Abstract

Glacial landforms at 12 localities in 9 river valleys are offset by the southern end of the onshore Alpine fault. Offsets cluster at ∼435, 1240, and 1850 m, consistent with evidence for glacial retreat at 18, 58, and 79 calendar ka. The peak of an offset fluvial aggradation surface is correlated with the Last Glacial Maximum at 22 ka. Displacement rates derived from features aged 18, 22, 58, and 79 cal. ka are 24.2 ± 2.2, 23.2 ± 4.9, 21.4 ± 2.6, and 23.5 ± 2.7 mm/yr, respectively, with uncertainties at the 95% confidence level.

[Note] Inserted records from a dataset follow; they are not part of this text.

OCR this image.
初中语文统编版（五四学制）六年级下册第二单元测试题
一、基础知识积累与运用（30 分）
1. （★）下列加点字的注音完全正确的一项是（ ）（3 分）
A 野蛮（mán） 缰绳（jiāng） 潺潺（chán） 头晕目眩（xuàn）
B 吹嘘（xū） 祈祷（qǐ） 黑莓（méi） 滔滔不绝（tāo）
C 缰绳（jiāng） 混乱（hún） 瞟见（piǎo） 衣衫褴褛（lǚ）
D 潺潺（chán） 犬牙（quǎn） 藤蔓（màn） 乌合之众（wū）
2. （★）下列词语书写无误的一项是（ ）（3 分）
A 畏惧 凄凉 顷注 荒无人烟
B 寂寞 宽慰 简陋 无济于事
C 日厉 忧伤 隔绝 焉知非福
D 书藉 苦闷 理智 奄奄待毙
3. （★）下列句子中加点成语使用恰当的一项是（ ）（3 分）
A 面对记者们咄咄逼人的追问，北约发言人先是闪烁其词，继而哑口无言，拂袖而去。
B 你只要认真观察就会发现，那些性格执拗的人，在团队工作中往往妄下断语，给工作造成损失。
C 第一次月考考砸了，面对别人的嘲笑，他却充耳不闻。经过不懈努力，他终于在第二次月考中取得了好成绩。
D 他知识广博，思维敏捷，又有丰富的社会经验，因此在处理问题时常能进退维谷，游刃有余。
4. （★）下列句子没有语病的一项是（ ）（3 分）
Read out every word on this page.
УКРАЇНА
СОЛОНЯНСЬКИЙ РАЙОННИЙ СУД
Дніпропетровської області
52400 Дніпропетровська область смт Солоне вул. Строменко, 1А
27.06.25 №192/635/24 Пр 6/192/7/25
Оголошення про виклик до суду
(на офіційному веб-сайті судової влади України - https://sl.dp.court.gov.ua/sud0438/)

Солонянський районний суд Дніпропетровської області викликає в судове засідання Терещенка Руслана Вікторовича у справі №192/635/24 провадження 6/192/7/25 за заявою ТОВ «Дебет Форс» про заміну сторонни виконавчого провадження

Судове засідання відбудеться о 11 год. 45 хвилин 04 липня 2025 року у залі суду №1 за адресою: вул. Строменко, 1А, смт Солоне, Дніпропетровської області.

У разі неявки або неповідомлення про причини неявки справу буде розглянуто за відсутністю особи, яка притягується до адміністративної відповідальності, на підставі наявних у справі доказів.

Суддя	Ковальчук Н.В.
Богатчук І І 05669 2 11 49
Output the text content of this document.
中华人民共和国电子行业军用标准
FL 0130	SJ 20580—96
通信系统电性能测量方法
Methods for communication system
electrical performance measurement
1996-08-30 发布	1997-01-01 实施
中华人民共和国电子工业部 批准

The joint probability, weighted mean, and arithmetic mean of all observations pooled by rank are 23.1 ± 1.5, 23.2 ± 1.4, and 23.1 ± 1.7 mm/yr, respectively. We conclude that the mean surface displacement rate for this section of the Alpine fault is 23.1 mm/yr, with standard error in the range of 0.7–0.9 mm/yr. The reduction in estimated long-term slip rate from 26 ± 6 mm/yr to 23 ± 2 mm/yr results in an increase in estimated hazard associated with faulting distributed across the rest of the plate boundary. Model-dependent probabilities of Alpine fault rupture within the next 50 yr are in the range 14%–29%. The 36 ± 3 mm/yr of total plate motion (NUVEL-1A) is partitioned into 23 ± 2 mm/yr of Alpine fault dextral strike slip, 12 ± 4 mm/yr of horizontal motion by clockwise block rotations and oblique dextral-reverse faulting up to 80 km southeast of the Alpine fault, and 5 ± 3 mm/yr of heave on reverse faults at the peripheries of the plate boundary.